About Texas Tech
Texas Tech University
The flagship institution of the Texas Tech University System, Texas Tech University is a public, state-designated national research university that is comprehensive in scope. It is among the highest level of Carnegie-classified (Highest Research University) doctoral granting universities, one of 115 U.S. institutions with this designation. Texas Tech University’s campus covers 1,839 acres and is comprised of 10 colleges, a graduate school and law school.
Even with an enrollment approaching 36,000, the University prides itself on retaining the feel of a smaller institution where students boast of one-on-one interaction with top faculty. The university strives to foster an environment that celebrates student accomplishment above all else. Texas Tech University is large enough to provide the best in facilities and academics, but small enough to focus on each student individually, with a commitment to enhancing the cultural and economic development of the community, state, nation and world. Texas Tech University students come from almost every county in Texas, all 50 states and more than 100 foreign countries. The campus is a rich cultural asset featuring Spanish Renaissance architecture, one of the nation’s leading sites of public art and a vital array of great musical and theatrical offerings.
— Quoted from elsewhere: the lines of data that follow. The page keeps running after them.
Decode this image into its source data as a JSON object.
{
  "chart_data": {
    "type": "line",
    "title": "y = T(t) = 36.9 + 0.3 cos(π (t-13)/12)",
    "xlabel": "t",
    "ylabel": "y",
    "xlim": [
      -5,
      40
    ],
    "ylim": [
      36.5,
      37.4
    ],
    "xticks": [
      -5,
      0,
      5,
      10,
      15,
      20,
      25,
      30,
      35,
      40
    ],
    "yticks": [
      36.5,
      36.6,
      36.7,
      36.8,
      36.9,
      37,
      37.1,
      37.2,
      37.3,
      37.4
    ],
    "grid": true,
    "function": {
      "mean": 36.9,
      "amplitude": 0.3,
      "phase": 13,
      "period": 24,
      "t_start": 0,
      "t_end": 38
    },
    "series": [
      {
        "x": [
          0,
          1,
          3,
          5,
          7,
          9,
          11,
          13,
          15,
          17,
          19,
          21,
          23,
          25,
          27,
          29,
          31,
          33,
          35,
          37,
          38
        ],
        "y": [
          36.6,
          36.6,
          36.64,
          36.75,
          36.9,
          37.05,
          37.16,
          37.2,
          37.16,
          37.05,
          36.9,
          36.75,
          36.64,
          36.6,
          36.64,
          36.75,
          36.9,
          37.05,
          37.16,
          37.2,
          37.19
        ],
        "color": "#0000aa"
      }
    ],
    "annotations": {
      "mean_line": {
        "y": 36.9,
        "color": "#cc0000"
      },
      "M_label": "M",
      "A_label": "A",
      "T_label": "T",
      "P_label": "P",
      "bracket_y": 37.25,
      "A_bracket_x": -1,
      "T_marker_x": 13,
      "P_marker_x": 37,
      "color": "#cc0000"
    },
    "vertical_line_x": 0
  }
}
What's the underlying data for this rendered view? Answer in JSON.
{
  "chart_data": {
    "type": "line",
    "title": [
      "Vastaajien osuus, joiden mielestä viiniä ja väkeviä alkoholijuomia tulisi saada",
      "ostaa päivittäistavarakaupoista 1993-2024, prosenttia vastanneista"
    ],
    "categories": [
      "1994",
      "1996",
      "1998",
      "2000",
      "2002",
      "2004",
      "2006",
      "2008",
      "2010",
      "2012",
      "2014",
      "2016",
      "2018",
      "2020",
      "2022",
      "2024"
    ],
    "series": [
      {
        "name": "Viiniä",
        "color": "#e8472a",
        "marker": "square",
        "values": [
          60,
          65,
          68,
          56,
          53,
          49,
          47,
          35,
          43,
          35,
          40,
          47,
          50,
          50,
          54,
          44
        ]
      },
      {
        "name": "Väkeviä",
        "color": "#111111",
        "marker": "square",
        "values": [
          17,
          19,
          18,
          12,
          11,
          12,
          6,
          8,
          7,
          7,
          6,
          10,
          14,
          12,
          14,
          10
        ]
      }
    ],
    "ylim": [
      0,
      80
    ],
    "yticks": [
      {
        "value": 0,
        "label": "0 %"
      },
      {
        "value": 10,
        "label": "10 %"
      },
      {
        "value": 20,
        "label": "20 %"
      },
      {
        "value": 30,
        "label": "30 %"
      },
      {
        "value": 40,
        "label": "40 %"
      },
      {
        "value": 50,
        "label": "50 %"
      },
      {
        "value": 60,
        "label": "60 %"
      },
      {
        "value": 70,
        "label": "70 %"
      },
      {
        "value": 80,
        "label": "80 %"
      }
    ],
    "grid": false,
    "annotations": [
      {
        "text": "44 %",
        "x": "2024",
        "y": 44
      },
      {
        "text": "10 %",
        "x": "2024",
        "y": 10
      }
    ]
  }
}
The university offers more than 100 undergraduate, over 100 masters and 50 doctoral degree programs. The Carnegie Foundation for the Advancement of Teaching describes the Texas Tech undergraduate profile as full-time, four-year, selective, higher transfer-in, while labeling the undergraduate program as “professions plus arts and sciences with high graduate coexistence.” The graduate program is defined as comprehensive with doctoral programs.
Texas Tech University is the first institution in Texas to be recognized by the Carnegie Foundation through its Community Engagement Classification, which acknowledges the university’s historic commitment to research and services that address the needs of the community, state, nation and world. In 2011, the Texas Higher Education Coordinating Board approved major revisions to the rules applying to curriculum for Texas public institutions of higher education, enabling Texas Tech to launch a new university core curriculum for 2014-2015. Accreditation, which was recently affirmed, is provided by the Southern Association of Colleges and Schools Commission on Colleges to award baccalaureate, masters, doctoral degrees and certificates, and the university's accreditation was reaffirmed in December 2015. Numerous departments or programs also hold accreditation from professional associations.
The most popular majors are in the business, engineering, and health related disciplines. Texas Tech University is consistently recognized as a top institution for military veterans and their families. Over 70 percent of the university’s students receive financial aid including scholarships, grants, federal work study and loans, with approximately $200 million disbursed annually. Students perform at a high academic level as demonstrated by the awarding of a Phi Beta Kappa chapter in the last decade. Graduate and undergraduate students also win prestigious, nationally competitive scholarships such as the William J. Fulbright and Barry M. Goldwater Scholarships. The university is making progress towards its goal of being designated as a Hispanic Serving Institution, with 23 percent of its undergraduate student population in 2015 from this group.